Sereni — scrittrice, traduttrice, intellettuale impegnata — appartiene a quella generazione che ha cercato un nuovo linguaggio per dire sé stessa e il mondo. Figlia di Enzo Sereni, eroe dell’antifascismo, e di una Roma attraversata da contraddizioni e speranze, porta nella scrittura la tensione tra il privato e il pubblico, tra la cura e l’impegno. In Casalinghitudine questa tensione si ricompone: la casa non è più rifugio o gabbia, ma spazio di libertà e invenzione, un laboratorio in cui l’identità femminile si costruisce senza chiedere il permesso. Ogni ricetta è un frammento di biografia, un piccolo rito di sopravvivenza.
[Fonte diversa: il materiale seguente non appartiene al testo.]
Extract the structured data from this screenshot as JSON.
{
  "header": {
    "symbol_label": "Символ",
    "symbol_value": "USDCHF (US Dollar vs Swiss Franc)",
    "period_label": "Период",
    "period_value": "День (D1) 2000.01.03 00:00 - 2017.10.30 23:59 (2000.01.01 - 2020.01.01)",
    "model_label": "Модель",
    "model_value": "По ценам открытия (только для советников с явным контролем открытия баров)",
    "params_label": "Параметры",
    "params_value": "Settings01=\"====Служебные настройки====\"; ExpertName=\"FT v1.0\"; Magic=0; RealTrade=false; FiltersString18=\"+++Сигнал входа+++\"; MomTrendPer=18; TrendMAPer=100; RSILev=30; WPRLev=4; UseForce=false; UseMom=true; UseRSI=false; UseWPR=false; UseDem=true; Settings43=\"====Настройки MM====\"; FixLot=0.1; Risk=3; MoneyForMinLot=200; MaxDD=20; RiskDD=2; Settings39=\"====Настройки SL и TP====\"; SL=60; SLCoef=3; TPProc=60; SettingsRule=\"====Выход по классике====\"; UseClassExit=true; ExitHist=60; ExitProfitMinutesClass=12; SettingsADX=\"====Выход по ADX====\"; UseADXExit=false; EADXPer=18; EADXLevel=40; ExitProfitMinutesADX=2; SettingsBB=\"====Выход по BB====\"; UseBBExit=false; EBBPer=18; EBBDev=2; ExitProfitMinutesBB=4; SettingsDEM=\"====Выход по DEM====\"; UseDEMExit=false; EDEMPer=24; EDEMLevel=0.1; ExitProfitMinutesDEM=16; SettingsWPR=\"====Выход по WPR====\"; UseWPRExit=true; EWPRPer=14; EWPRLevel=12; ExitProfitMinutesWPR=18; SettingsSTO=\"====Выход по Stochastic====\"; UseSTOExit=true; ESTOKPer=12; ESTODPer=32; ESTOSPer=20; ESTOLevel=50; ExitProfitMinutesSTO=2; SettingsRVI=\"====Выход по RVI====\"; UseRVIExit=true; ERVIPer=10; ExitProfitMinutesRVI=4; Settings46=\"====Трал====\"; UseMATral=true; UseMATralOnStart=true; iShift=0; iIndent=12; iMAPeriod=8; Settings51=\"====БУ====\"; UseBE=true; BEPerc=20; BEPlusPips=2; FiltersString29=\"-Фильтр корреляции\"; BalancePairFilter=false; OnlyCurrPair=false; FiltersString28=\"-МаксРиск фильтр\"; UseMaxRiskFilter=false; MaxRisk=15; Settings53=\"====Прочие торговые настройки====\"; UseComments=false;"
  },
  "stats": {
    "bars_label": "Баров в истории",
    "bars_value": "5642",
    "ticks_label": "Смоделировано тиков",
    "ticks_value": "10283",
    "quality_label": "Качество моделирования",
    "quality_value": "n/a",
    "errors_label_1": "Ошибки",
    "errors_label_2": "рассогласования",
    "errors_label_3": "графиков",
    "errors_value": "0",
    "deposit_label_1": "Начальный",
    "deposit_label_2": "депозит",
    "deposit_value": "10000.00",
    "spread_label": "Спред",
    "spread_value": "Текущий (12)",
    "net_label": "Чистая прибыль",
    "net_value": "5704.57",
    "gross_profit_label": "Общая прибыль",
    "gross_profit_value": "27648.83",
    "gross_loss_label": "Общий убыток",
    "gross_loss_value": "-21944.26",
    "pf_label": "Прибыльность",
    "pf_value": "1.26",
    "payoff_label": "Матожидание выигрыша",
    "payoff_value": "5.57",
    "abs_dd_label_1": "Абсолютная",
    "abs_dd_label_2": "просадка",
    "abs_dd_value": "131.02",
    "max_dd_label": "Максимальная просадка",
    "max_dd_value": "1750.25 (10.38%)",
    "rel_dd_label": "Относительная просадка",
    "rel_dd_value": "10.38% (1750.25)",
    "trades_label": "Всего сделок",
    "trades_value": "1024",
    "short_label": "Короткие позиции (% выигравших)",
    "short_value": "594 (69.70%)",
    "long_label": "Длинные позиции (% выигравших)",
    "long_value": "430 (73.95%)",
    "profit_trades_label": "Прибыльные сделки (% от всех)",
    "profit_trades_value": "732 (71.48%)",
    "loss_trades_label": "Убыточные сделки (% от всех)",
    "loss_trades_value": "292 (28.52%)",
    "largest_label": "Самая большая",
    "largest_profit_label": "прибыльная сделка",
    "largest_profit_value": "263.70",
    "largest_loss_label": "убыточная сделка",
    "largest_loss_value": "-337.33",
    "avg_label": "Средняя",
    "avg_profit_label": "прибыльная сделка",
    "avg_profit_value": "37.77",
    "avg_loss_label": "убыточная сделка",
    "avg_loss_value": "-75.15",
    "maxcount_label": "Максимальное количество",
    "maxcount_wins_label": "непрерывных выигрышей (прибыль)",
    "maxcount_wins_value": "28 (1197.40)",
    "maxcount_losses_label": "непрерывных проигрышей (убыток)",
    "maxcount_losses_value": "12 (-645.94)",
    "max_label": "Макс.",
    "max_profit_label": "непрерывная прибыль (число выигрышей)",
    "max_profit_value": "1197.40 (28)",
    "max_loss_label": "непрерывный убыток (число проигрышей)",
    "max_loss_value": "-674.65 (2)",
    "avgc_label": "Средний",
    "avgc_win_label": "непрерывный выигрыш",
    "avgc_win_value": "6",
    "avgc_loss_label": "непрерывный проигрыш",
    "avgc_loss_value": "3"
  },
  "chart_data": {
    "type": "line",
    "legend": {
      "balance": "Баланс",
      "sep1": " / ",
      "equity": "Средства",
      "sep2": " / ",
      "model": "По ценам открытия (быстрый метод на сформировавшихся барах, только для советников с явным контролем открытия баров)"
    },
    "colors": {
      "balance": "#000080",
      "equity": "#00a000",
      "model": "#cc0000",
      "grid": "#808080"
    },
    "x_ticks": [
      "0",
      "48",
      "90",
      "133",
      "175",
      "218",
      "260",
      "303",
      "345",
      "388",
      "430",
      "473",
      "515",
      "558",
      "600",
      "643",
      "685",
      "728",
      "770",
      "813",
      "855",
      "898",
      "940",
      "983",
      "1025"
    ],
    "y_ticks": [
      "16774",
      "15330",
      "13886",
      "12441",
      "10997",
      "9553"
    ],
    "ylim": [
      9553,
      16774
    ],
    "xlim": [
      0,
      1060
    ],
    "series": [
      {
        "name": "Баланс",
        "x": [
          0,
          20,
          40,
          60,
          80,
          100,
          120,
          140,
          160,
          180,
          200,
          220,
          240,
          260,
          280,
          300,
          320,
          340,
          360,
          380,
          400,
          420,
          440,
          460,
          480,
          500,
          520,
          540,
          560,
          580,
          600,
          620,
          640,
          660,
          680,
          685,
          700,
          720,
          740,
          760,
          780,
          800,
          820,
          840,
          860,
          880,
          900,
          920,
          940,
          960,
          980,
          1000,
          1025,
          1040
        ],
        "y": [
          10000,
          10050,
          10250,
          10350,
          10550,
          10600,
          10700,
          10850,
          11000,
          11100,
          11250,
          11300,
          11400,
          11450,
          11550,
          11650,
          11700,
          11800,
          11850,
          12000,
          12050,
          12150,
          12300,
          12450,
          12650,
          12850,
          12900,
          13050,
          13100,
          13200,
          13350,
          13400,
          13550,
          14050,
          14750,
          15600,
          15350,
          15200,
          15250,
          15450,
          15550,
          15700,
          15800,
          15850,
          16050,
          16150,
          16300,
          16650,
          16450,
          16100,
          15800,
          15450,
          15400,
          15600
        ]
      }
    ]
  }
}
Nel sugo che sobbolle, nella pasta fatta a mano, nella torta preparata per un amico c’è sempre qualcosa che parla di amore e di perdita, di appartenenza e di rinascita. Sereni non racconta la casa come un luogo minore, ma come il centro silenzioso della vita: lì dove si trasmettono i saperi, si custodiscono le assenze, si impara a rimettere ordine nel mondo attraverso la materia semplice delle cose. Ciò che rende il libro così prezioso è la sua intelligenza discreta: ogni pagina unisce la concretezza del gesto alla profondità del pensiero. Sereni scrive con limpidezza, ma dietro la sua voce si sente la solidità dell’intellettuale che conosce la storia, la politica, le ferite del proprio tempo. Non separa mai il fare dal pensare, la parola dall’azione: per lei cucinare, ricordare, scrivere sono gesti della stessa natura, modi diversi di avere cura. Leggere Casalinghitudine è come essere accolti in una cucina in cui il tempo si è fermato. Ci si siede, si ascolta il tintinnio dei piatti, il fruscio delle pagine, e si ha la sensazione che da quei profumi nasca una forma di verità. Dietro la serenità del tono affiora la malinconia di chi sa che ogni gesto quotidiano è fragile, ma anche la fiducia di chi crede che in quel gesto possa salvarsi qualcosa: un affetto, una memoria, una parte di sé. Rileggere oggi Clara Sereni significa riscoprire la forza di una voce che ha saputo rendere visibile ciò che sembrava invisibile: la vita di ogni giorno, le mani che impastano, il pensiero che cresce tra le pieghe del reale. Casalinghitudine non è solo un libro: è un modo di guardare il mondo, con la pazienza di chi sa che la cura è una forma d’intelligenza. E quando lo si chiude, resta la sensazione di aver condiviso una cena intima e necessaria, di quelle che scaldano anche quando tutto il resto, fuori, sembra freddo.